Facts: This was a contractual dispute between the plaintiff and defendant regarding an extension to the aft end of a fishing vessel which the defendant was to build. By written quote the specifications, purchase price, payment schedule and additional costs for extras were outlined but no completion date was stated. The plaintiff wanted the extension strengthened for scallop dragging, but it was not contemplated that the vessel was to be used in the scallop fisheries. If the vessel was to be used in the scallop fishery, the defendant wanted the plaintiff’s principal to sign a waiver of liability. The plaintiff’s principal refused to sign and in turn the defendant refused to transport the vessel to water and complete construction. The plaintiff’s principal’s father then got involved and signed the waiver for the plaintiff. The plaintiff then took control of the vessel. The plaintiff completed the construction without the involvement of defendant, and brought this action for costs of, among other things, remedying deficiencies, completing the work, and delay associated costs. The defendant counterclaimed for the outstanding contract price less the value of the work completed by the plaintiff.
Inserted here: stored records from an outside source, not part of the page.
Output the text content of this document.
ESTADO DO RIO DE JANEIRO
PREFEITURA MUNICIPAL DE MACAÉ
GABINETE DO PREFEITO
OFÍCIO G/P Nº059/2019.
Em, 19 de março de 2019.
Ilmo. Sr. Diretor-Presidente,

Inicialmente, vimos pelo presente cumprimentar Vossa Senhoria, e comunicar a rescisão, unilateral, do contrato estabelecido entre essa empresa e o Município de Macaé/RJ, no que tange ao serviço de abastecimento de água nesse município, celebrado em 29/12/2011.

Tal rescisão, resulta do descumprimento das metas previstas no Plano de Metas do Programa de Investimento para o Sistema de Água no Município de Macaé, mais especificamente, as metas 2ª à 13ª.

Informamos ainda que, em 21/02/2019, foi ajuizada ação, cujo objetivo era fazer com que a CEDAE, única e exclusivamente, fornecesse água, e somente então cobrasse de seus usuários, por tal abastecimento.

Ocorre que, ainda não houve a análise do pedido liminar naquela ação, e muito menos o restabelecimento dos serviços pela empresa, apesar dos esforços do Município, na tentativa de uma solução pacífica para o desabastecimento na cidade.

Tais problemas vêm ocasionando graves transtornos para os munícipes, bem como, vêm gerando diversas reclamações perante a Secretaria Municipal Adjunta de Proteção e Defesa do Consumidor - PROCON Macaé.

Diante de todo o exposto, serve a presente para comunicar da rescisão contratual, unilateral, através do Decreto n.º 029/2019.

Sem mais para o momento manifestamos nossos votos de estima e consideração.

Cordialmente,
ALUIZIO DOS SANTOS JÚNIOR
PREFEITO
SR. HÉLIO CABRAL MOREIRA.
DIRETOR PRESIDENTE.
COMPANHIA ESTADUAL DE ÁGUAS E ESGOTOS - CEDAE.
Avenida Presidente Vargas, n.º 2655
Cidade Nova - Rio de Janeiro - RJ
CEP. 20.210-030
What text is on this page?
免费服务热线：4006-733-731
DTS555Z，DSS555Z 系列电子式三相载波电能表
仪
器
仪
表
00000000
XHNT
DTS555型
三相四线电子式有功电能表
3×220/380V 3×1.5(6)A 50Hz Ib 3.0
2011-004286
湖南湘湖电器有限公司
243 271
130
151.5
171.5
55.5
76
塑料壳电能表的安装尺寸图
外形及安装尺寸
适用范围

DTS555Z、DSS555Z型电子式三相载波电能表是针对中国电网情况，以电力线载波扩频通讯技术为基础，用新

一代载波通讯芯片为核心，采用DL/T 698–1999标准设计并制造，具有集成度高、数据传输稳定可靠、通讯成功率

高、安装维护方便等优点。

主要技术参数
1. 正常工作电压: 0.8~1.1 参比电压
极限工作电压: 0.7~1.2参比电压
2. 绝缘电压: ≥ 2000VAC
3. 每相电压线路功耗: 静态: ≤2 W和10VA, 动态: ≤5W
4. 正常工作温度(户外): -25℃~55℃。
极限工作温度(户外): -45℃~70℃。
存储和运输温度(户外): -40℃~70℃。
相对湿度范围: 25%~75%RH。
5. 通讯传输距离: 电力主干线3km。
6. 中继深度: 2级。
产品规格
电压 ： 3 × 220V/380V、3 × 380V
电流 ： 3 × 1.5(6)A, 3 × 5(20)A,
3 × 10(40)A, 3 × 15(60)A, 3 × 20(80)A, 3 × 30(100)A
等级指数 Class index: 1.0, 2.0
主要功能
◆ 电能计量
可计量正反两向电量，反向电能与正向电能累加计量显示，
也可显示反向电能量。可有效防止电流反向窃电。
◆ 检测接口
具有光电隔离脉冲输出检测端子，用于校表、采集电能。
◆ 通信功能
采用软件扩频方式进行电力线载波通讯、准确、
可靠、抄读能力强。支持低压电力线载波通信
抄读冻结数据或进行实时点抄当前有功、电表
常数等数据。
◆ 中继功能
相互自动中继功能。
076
Decision: Defendant required to pay plaintiff $762.59.
Held: The Court found there was no completion date agreed upon, further holding that if it was wrong about there being a completion date that any completion date would be a vague term and therefore unenforceable. As the waiver was signed by the plaintiff’s principal’s father, who did not have authority to contract on the plaintiff’s behalf, the plaintiff did not waive any claim related to the extension. The Court held that, if not for the disagreement between the parties, the defendant would have completed the further work on the vessel in a reasonable time and held that the inability of the parties to restore the working relationship resulted in mutual repudiation and acceptance of the contract. Therefore the defendant could recover the contract price, less the value of uncompleted work and reasonable costs of remedying the deficiencies.